Expansion of P2P.org's Presence

In April, P2P.org reached $7.5 billion in total value locked (TVL) and introduced its staking-as-a-business model, designed to lower entry barriers for institutional clients.

At that time, Alex Esin, the CEO of P2P.org, shared with Cointelegraph, "Our aim is to facilitate the establishment or growth of staked assets within institutional products, ensuring that staking contributes at least 10% to total revenue, with a target of 20%."

Access to Crypto Markets without Specialized Knowledge

Models like P2P's SaaB, crypto exchange-traded products, and exchange-traded funds (ETFs) are gaining popularity among institutional investors and traditional financial institutions. These avenues offer institutional players exposure to the crypto markets without the need to master the technical intricacies inherent in digital assets.

A recent CoinShares report on "Digital Asset Fund Flows" revealed that inflows into crypto exchange-traded funds and products reached $2 billion in May 2024, bringing the year-to-date figure to over $15 billion in capital invested.

Institutional interest in the crypto space surged following the approval of a spot Bitcoin (BTC) ETF in the United States, with major asset managers like BlackRock offering BTC exposure to their clients.

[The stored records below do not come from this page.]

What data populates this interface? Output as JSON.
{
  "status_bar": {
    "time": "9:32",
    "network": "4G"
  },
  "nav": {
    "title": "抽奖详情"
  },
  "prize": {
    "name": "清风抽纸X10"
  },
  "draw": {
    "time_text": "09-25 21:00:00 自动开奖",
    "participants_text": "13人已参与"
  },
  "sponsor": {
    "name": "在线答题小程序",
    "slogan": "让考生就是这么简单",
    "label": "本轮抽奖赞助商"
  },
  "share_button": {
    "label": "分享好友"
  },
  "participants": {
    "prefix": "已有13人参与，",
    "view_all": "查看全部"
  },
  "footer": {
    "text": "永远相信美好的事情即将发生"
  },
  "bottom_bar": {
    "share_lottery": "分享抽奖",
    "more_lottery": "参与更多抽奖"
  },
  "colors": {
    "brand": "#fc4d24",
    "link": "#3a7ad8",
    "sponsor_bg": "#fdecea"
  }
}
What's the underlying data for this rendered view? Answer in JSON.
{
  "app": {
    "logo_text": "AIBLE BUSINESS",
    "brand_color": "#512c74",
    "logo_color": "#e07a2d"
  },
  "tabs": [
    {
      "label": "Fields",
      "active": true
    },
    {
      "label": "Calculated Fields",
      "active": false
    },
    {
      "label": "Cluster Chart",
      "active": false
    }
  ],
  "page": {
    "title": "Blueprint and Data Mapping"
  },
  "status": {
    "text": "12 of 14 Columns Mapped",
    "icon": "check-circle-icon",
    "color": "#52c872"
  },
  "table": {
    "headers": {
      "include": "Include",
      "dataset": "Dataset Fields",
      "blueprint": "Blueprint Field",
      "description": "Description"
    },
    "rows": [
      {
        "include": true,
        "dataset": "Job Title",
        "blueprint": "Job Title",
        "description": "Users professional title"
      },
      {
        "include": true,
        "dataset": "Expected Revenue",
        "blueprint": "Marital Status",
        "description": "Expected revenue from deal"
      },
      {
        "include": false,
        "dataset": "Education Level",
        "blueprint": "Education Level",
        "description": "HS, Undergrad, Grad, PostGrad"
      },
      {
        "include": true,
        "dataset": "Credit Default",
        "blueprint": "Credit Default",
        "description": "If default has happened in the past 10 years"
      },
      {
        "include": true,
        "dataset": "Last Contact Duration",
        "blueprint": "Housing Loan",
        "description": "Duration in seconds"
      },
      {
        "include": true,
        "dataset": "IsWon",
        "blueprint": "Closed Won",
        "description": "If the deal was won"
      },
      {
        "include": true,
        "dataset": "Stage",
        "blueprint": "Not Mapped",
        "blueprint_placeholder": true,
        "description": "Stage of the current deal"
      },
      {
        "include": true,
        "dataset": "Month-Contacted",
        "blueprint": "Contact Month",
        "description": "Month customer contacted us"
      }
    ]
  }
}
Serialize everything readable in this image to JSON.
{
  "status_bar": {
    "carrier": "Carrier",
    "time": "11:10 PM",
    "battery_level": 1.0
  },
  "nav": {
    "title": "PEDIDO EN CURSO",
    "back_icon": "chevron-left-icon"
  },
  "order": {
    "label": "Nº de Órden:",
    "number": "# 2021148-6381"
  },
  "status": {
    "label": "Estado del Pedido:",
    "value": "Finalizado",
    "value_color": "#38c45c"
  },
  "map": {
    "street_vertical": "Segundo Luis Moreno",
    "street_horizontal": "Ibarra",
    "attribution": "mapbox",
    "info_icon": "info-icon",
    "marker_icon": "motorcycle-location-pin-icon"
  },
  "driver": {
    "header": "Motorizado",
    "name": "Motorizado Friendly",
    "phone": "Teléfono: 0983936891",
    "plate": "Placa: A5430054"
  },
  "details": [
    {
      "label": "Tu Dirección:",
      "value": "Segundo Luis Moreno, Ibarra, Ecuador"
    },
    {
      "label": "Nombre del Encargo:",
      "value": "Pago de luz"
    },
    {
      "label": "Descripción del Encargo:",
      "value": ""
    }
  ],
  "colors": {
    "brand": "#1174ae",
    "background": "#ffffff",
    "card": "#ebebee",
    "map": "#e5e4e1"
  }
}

This interest in digital asset investment transcended into other sectors, where pension fund managers diversified their holdings by gaining Bitcoin exposure.

In a recent filing with the Securities and Exchange Commission, the State of Wisconsin Investment Board (SWIB), responsible for managing Wisconsin's state pension system, disclosed holdings of approximately 2.4 million shares of BlackRock's iShares Bitcoin Trust (IBIT) and over 1 million shares of Grayscale's Bitcoin Trust (GBTC), amounting to a combined $164 million investment in the decentralized currency.